As the Breitbart link points out, the Supreme Court, in this same eventful session, has declined to rule against this travesty of law.
All that said, the whole American system is so far gone now that I’m not sure we’ll even have to wait for it to produce these particular slow-percolating outcomes. Oversetting the rule of law is more likely to have earlier effects, and quite possibly more disastrous ones, in other areas of American life.
Things to take heart from
The governor is off, in the American polity. But we do still have some important things going for us that our forebears did not have in historical times of equal crisis, such as the breakup of empires after World War I, or the eruption of religious wars in Europe in the 16th century.
One is the existence of a still-strong middle class. We mustn’t be complacent about this, because the American middle class is under intensive attack, and new victims are being claimed every day by overregulation and the resulting bad economy. But there are still enough Americans who live by their own efforts that holding the country at large hostage is good for only a limited form of leverage. The Russian empire, in its collapse and subsequent Sovietization after 1917, lacked precisely this: a strong middle class, one beholden to no feudal ruler.
Another big advantage we have is an already-formed idea of what actual tolerance and religious/intellectual freedom should look like. This is what our forebears of 500 years ago did not have. Having it today is a tremendous advantage – one for which we can thank the victims of, and courageous refugees from, state-waged religious wars and persecution.
We can thank America’s Founders too, who acted from their knowledge of that evil history to limit government, so that it wouldn’t have the power to persecute the people over religious and intellectual disputes. The blessing of having this idea codified for us already is almost inexpressible; instead of flailing toward it in an ocean of our own blood, we have only to act on it.
And a third advantage today is the information technology that makes it possible to have organized alternatives to approved propaganda and political themes. As little as 30 years ago, there existed nothing like a conservative infosphere. Now there is one, and the advances of technology can’t be stuffed back into the genie’s bottle. Even as the existing Internet is deconstructed by internationalization and “net neutrality” – and make no mistake; it will be deconstructed by both – people who insist on intellectual freedom will find ways to connect by going around it.
In the days ahead, it will be imperative that Americans who do understand tolerance and the rule of law hold themselves to a high standard. It won’t be easy to want to say of our misguided countrymen “Father, forgive them”; but it will be important to remember that many of them don’t know what they do.
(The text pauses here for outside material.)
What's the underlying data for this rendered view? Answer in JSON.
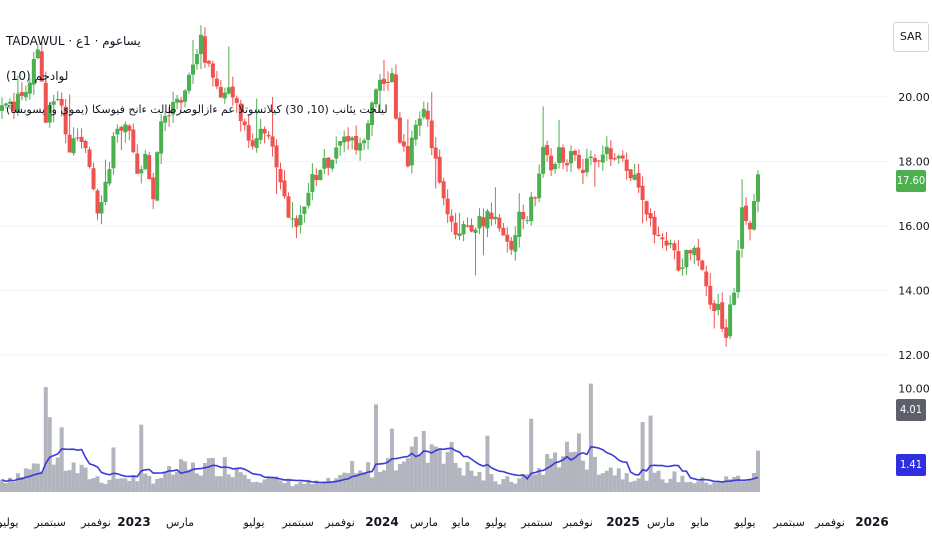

We’re in white water now, and headed, resistless, for dangerous shoals. Our judiciary, once the last refuge of our natural rights, has lost its collective mind, from a federal judge who imposes a dementedly disproportionate sentence because she’s terrified by a defendant’s idea, to a bank of justices that bases its landmark decision on reasoning that Antonin Scalia aptly likens to “the mystical aphorisms of the fortune cookie.”
It’s no accident that this is where we have to be, for our polity to affect to make a government-enforced “right” out of same-sex marriage. Moral, intellectual, and political meltdown go together. But which comes first, God and man, or man and the state? We are appointed, today, to answer that question clearly. We will be answering it before the court of history – and defining liberty and tolerance, and whether life will be livable for men, accordingly. Watch on the walls; our turn in the docket is coming.